In the Dead Executive Washroom, Pudge mushmouths about the switched grounding in the electrical panel; I swear he says someone has tampered with "the servo." Tom Servo would improve this episode about a hundredfold. Anyway, so Executive Dude shocked the shit out of himself. "It takes a lot of juice to melt a steel key," Pudge says. Then Mulder wonders whether the "servo" switch could have been moved manually. Is that some electrical term I've never heard? Whatever. A random gent in the office strolls up to explain that yeah, sure, it could've been done manually, "but whoever did it would have had to override the COS." COS regulates everything in the building, including the volume of water in each toilet flush. I could have gone to my grave without knowing about the PooSensor2000, I think. Pudge introduces the random gent as Claude? Clyde?–mushmouth, I tell you!—Peterson, the building systems engineer who discovered the body. To override the system, someone would first need to "break the access codes," Peterson says, implying that this would be difficult. The security camera refocuses "ominously" (TSCRO, from now on!) and we get a security-cam shot of the whole gang in the bathroom. Mulder badgers Peterson about who might have access, and whether COS controls the phones too; he's noticed that the PottyPhone is off the hook, he points out to Pudge, and speculates that Dead Exec was talking to someone "before he did his Ben Franklin impersonation." Pudge takes a moment for self-congratulation: "Taught him everything he knows," he smarms to Scully, walking out. Mulder makes a hilarious "Yep, it's totally true" face at Scully. Hee.

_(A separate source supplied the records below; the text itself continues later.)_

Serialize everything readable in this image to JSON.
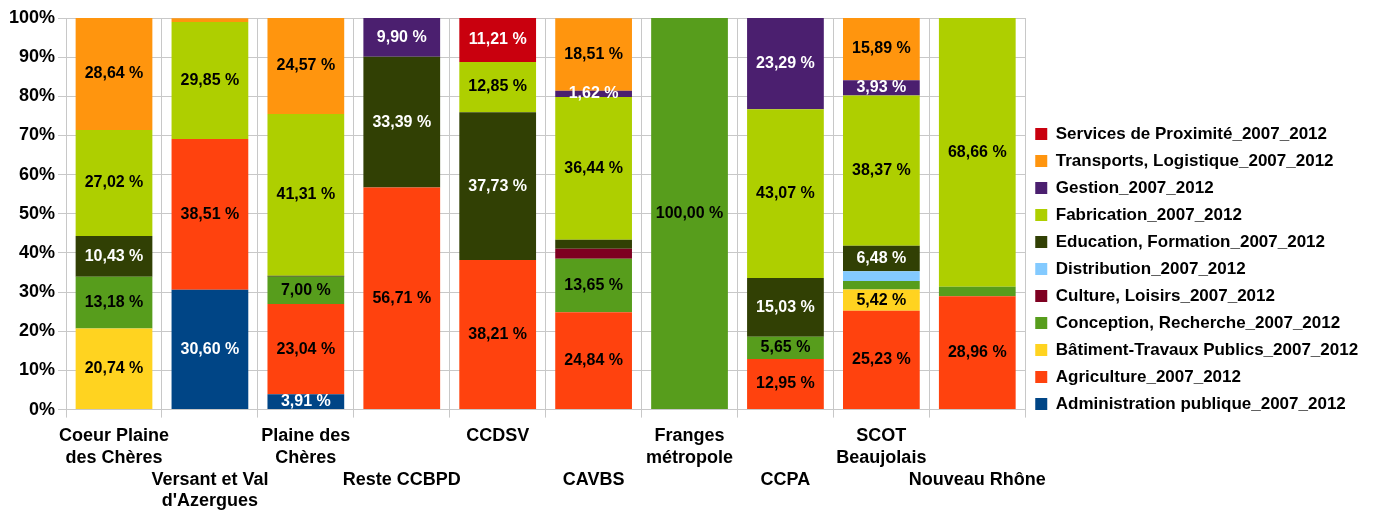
{
  "chart_data": {
    "type": "bar",
    "stacked": true,
    "grid": true,
    "legend": "right",
    "ylim": [
      0,
      100
    ],
    "yticks": [
      {
        "value": 0,
        "label": "0%"
      },
      {
        "value": 10,
        "label": "10%"
      },
      {
        "value": 20,
        "label": "20%"
      },
      {
        "value": 30,
        "label": "30%"
      },
      {
        "value": 40,
        "label": "40%"
      },
      {
        "value": 50,
        "label": "50%"
      },
      {
        "value": 60,
        "label": "60%"
      },
      {
        "value": 70,
        "label": "70%"
      },
      {
        "value": 80,
        "label": "80%"
      },
      {
        "value": 90,
        "label": "90%"
      },
      {
        "value": 100,
        "label": "100%"
      }
    ],
    "categories": [
      "Coeur Plaine des Chères",
      "Versant et Val d'Azergues",
      "Plaine des Chères",
      "Reste CCBPD",
      "CCDSV",
      "CAVBS",
      "Franges métropole",
      "CCPA",
      "SCOT Beaujolais",
      "Nouveau Rhône"
    ],
    "series": [
      {
        "name": "Administration publique_2007_2012",
        "color": "#004586",
        "values": [
          null,
          30.6,
          3.91,
          null,
          null,
          null,
          null,
          null,
          null,
          null
        ],
        "value_labels": [
          null,
          "30,60 %",
          "3,91 %",
          null,
          null,
          null,
          null,
          null,
          null,
          null
        ]
      },
      {
        "name": "Agriculture_2007_2012",
        "color": "#ff420e",
        "values": [
          null,
          38.51,
          23.04,
          56.71,
          38.21,
          24.84,
          null,
          12.95,
          25.23,
          28.96
        ],
        "value_labels": [
          null,
          "38,51 %",
          "23,04 %",
          "56,71 %",
          "38,21 %",
          "24,84 %",
          null,
          "12,95 %",
          "25,23 %",
          "28,96 %"
        ]
      },
      {
        "name": "Bâtiment-Travaux Publics_2007_2012",
        "color": "#ffd320",
        "values": [
          20.74,
          null,
          null,
          null,
          null,
          null,
          null,
          null,
          5.42,
          null
        ],
        "value_labels": [
          "20,74 %",
          null,
          null,
          null,
          null,
          null,
          null,
          null,
          "5,42 %",
          null
        ]
      },
      {
        "name": "Conception, Recherche_2007_2012",
        "color": "#579d1c",
        "values": [
          13.18,
          null,
          7.0,
          null,
          null,
          13.65,
          100.0,
          5.65,
          2.2,
          2.4
        ],
        "value_labels": [
          "13,18 %",
          null,
          "7,00 %",
          null,
          null,
          "13,65 %",
          "100,00 %",
          "5,65 %",
          null,
          null
        ]
      },
      {
        "name": "Culture, Loisirs_2007_2012",
        "color": "#7e0021",
        "values": [
          null,
          null,
          null,
          null,
          null,
          2.6,
          null,
          null,
          null,
          null
        ],
        "value_labels": [
          null,
          null,
          null,
          null,
          null,
          null,
          null,
          null,
          null,
          null
        ]
      },
      {
        "name": "Distribution_2007_2012",
        "color": "#83caff",
        "values": [
          null,
          null,
          null,
          null,
          null,
          null,
          null,
          null,
          2.5,
          null
        ],
        "value_labels": [
          null,
          null,
          null,
          null,
          null,
          null,
          null,
          null,
          null,
          null
        ]
      },
      {
        "name": "Education, Formation_2007_2012",
        "color": "#314004",
        "values": [
          10.43,
          null,
          0.2,
          33.39,
          37.73,
          2.3,
          null,
          15.03,
          6.48,
          null
        ],
        "value_labels": [
          "10,43 %",
          null,
          null,
          "33,39 %",
          "37,73 %",
          null,
          null,
          "15,03 %",
          "6,48 %",
          null
        ]
      },
      {
        "name": "Fabrication_2007_2012",
        "color": "#aecf00",
        "values": [
          27.02,
          29.85,
          41.31,
          null,
          12.85,
          36.44,
          null,
          43.07,
          38.37,
          68.66
        ],
        "value_labels": [
          "27,02 %",
          "29,85 %",
          "41,31 %",
          null,
          "12,85 %",
          "36,44 %",
          null,
          "43,07 %",
          "38,37 %",
          "68,66 %"
        ]
      },
      {
        "name": "Gestion_2007_2012",
        "color": "#4b1f6f",
        "values": [
          null,
          null,
          null,
          9.9,
          null,
          1.62,
          null,
          23.29,
          3.93,
          null
        ],
        "value_labels": [
          null,
          null,
          null,
          "9,90 %",
          null,
          "1,62 %",
          null,
          "23,29 %",
          "3,93 %",
          null
        ]
      },
      {
        "name": "Transports, Logistique_2007_2012",
        "color": "#ff950e",
        "values": [
          28.64,
          1.0,
          24.57,
          null,
          null,
          18.51,
          null,
          null,
          15.89,
          null
        ],
        "value_labels": [
          "28,64 %",
          null,
          "24,57 %",
          null,
          null,
          "18,51 %",
          null,
          null,
          "15,89 %",
          null
        ]
      },
      {
        "name": "Services de Proximité_2007_2012",
        "color": "#c9000e",
        "values": [
          null,
          null,
          null,
          null,
          11.21,
          null,
          null,
          null,
          null,
          null
        ],
        "value_labels": [
          null,
          null,
          null,
          null,
          "11,21 %",
          null,
          null,
          null,
          null,
          null
        ]
      }
    ]
  }
}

Back in the LBO, Scully enters and tells Mulder "It's past three." Where are you off to, Happy Hour? Mulder is rummaging around his pigsty of a desk, looking for his profile notes; he's sure they were right there, despite Scully's ripping on him about the mess. "Come on, we're late," she tells him. Sadly, they're late not for the local pub but for a case meeting, in which Pudge eloquently rattles off Mulder's profile as his own work. Mulder gives him the stink-eye but says nothing; Scully whispers "Is that your profile?" but he waves her off: "Forget it. No." Pudge plays the tape of Dead Exec's last call, pointing out that the call came from inside the building, ensuring that the trap would work. A supervisor lady—is this the Iron Maiden? No one says, so no one cares—praises Pudge for his lazy, conniving misappropriation of someone else's work. Cut to Mulder stomping through the bullpen to quietly confront Pudge. Pudge dickishly makes excuses and smarms off past the arriving Scully. "He apologized, in his own way," Mulder mutters darkly, when Scully asks. Anyway, Scully's got news from Peterson: the list of people with COS access. "One name?" Mulder says disbelievingly, looking at the note she hands him. It's NerdBoy, I'll just say now; he has a name, but I'm just going to call him…lessee…Gil Bates. Hey, it sounds way better than Jeeve Stobs! Anyway, it's known that there was no love lost between him and Dead Exec. Mulder thinks that this makes Gil Bates too obvious as a murder suspect. "And fully consistent with [Pudge's] excellent behavioral profile," Scully twits him as they walk away. "Fully," Mulder snorts back. As they leave, they pass a file clerk (?) riding one of those mobility scooters, oddly enough. I hope that's not too politically correct for Mulder!